CHAPITRE 1 - INTERACTIONS ENTRE ECOSYSTEMES ET ORGANISATIONS, ET VIABILITE DES

1.4 Dimensions sociales, économiques, et politiques de la biodiversité

1.4.1 Conséquences de la dégradation de la biodiversité pour l’espèce humaine

La plupart des changements que l’espèce humaine opère au niveau des écosystèmes sont conduits en vue de répondre à une croissance considérable de la demande en nourriture, eau, bois et autres matériaux de construction, fibres, et énergie. Ainsi, les changements enregistrés au niveau des écosystèmes ont contribué à des gains nets substantiels sur le niveau du bien-être et le développement économique de certaines populations. Le MEA met en évidence que ces gains ont été acquis de manière croissante au prix d’une dégradation de nombreux SE, de risques accrus de manifestations de changements non linéaires, et de l'accentuation de la pauvreté pour d’autres catégories d’individus (MEA, 2005b).
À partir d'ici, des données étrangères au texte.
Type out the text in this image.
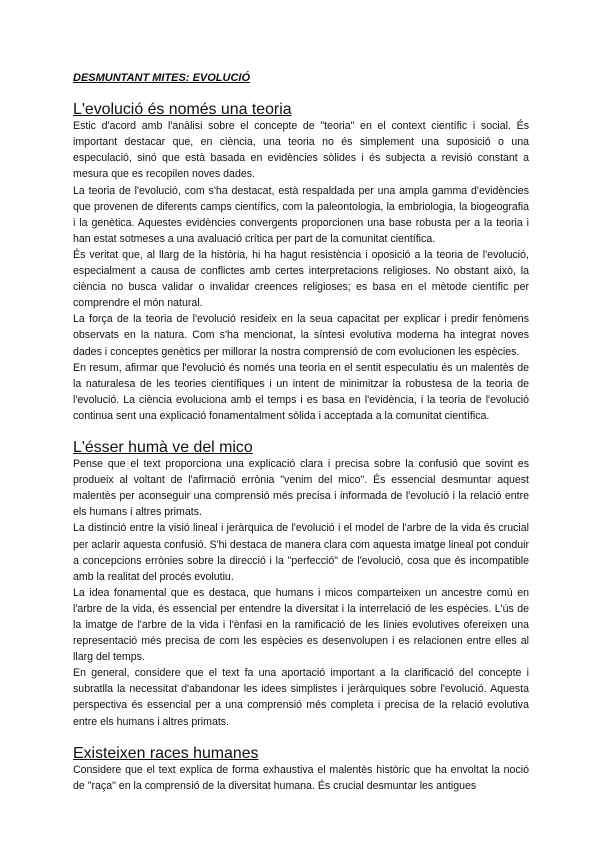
DESMUNTANT MITES: EVOLUCIÓ
L'evolució és només una teoria

Estic d'acord amb l'anàlisi sobre el concepte de "teoria" en el context científic i social. És important destacar que, en ciència, una teoria no és simplement una suposició o una especulació, sinó que està basada en evidències sòlides i és subjecta a revisió constant a mesura que es recopilen noves dades.

La teoria de l'evolució, com s'ha destacat, està respaldada per una ampla gamma d'evidències que provenen de diferents camps científics, com la paleontologia, la embriologia, la biogeografia i la genètica. Aquestes evidències convergents proporcionen una base robusta per a la teoria i han estat sotmeses a una avaluació crítica per part de la comunitat científica.

És veritat que, al llarg de la història, hi ha hagut resistència i oposició a la teoria de l'evolució, especialment a causa de conflictes amb certes interpretacions religioses. No obstant això, la ciència no busca validar o invalidar creences religioses; es basa en el mètode científic per comprendre el món natural.

La força de la teoria de l'evolució resideix en la seua capacitat per explicar i predir fenòmens observats en la natura. Com s'ha mencionat, la síntesi evolutiva moderna ha integrat noves dades i conceptes genètics per millorar la nostra comprensió de com evolucionen les espècies.

En resum, afirmar que l'evolució és només una teoria en el sentit especulatiu és un malentès de la naturalesa de les teories científiques i un intent de minimitzar la robustesa de la teoria de l'evolució. La ciència evoluciona amb el temps i es basa en l'evidència, i la teoria de l'evolució continua sent una explicació fonamentalment sòlida i acceptada a la comunitat científica.

L'ésser humà ve del mico

Pense que el text proporciona una explicació clara i precisa sobre la confusió que sovint es produeix al voltant de l'afirmació errònia "venim del mico". És essencial desmuntar aquest malentès per aconseguir una comprensió més precisa i informada de l'evolució i la relació entre els humans i altres primats.

La distinció entre la visió lineal i jeràrquica de l'evolució i el model de l'arbre de la vida és crucial per aclarir aquesta confusió. S'hi destaca de manera clara com aquesta imatge lineal pot conduir a concepcions errònies sobre la direcció i la "perfecció" de l'evolució, cosa que és incompatible amb la realitat del procés evolutiu.

La idea fonamental que es destaca, que humans i micos comparteixen un ancestre comú en l'arbre de la vida, és essencial per entendre la diversitat i la interrelació de les espècies. L'ús de la imatge de l'arbre de la vida i l'ènfasi en la ramificació de les línies evolutives ofereixen una representació més precisa de com les espècies es desenvolupen i es relacionen entre elles al llarg del temps.

En general, considere que el text fa una aportació important a la clarificació del concepte i subratlla la necessitat d'abandonar les idees simplistes i jeràrquiques sobre l'evolució. Aquesta perspectiva és essencial per a una comprensió més completa i precisa de la relació evolutiva entre els humans i altres primats.

Existeixen races humanes

Considere que el text explica de forma exhaustiva el malentès històric que ha envoltat la noció de "raça" en la comprensió de la diversitat humana. És crucial desmuntar les antigues
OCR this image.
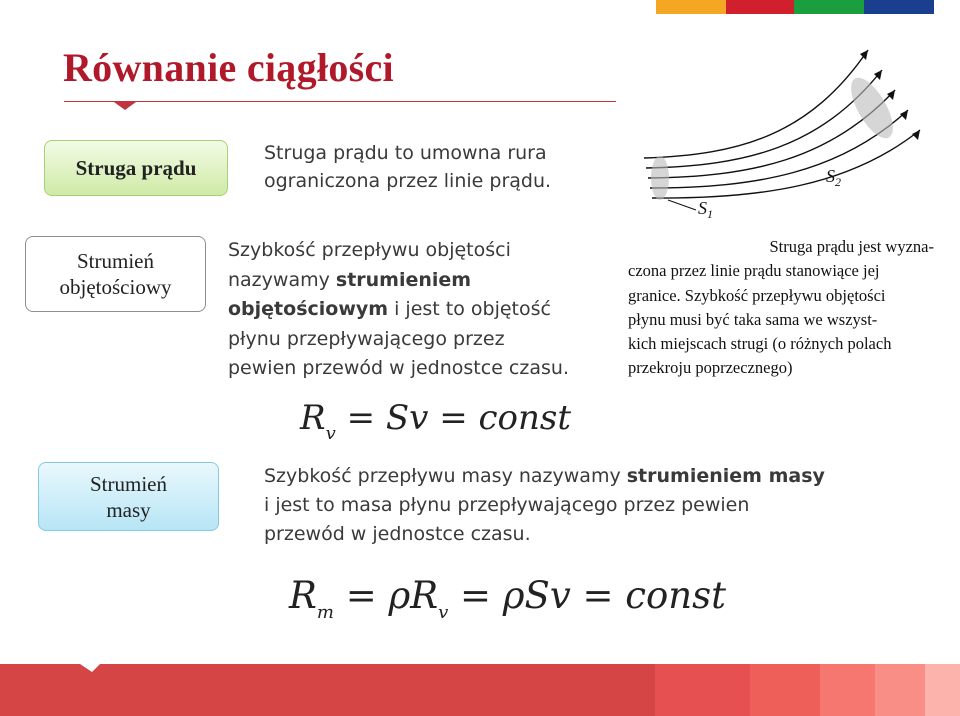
Równanie ciągłości
Struga prądu
Strumień
objętościowy
Strumień
masy
Struga prądu to umowna rura
ograniczona przez linie prądu.
Szybkość przepływu objętości
nazywamy strumieniem
objętościowym i jest to objętość
płynu przepływającego przez
pewien przewód w jednostce czasu.
$R_v = Sv$ = const
Szybkość przepływu masy nazywamy strumieniem masy
i jest to masa płynu przepływającego przez pewien
przewód w jednostce czasu.
$R_m = \rho R_v = \rho Sv$ = const
$S_1$
$S_2$
Struga prądu jest wyzna-
czona przez linie prądu stanowiące jej
granice. Szybkość przepływu objętości
płynu musi być taka sama we wszyst-
kich miejscach strugi (o różnych polach
przekroju poprzecznego)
1.4.1.1 Conséquences sociales de la dégradation de la biodiversité

Sur les 24 services retirés des écosystèmes étudiés par le MEA (2005b), 15 sont en cours de dégradation ou d’exploitation de manière non rationnelle. Au cours des 50 dernières années, les SE suivants ont connu une diminution particulièrement importante : pêche, approvisionnement en eau, traitement des ordures et désintoxication, purification de l'eau, protection contre les risques de catastrophe naturelle, régulation de la qualité de l'air, du climat régional et local, protection contre l'érosion, plénitude spirituelle, et plaisir de l’esthétique (MEA, 2005b). La pêche et l’approvisionnement en eau douce, notamment, sont exploités bien au-delà des niveaux qui peuvent leur assurer une certaine durabilité : un quart des importants stocks commerciaux de poissons sont surexploités et près de 25 % de l’utilisation d'eau douce au niveau mondial excède les capacités d’approvisionnement accessibles à long terme. Tandis que ces 15 SE ont subi des dégradations, le MEA (2005b) considère que seuls quatre autres SE ont connu un renforcement au cours des 50 dernières années, dont trois sont liés la production de nourriture (culture, élevage, aquaculture), le quatrième étant la séquestration de carbone.

Ces constats mettent en lumière les interrelations complexes qui régissent les choix de développement humain et les réponses des systèmes vivants : les actions visant l’augmentation d’un SE particulier provoquent souvent la dégradation d'autres services, et par là même une diminution du bien-être humain.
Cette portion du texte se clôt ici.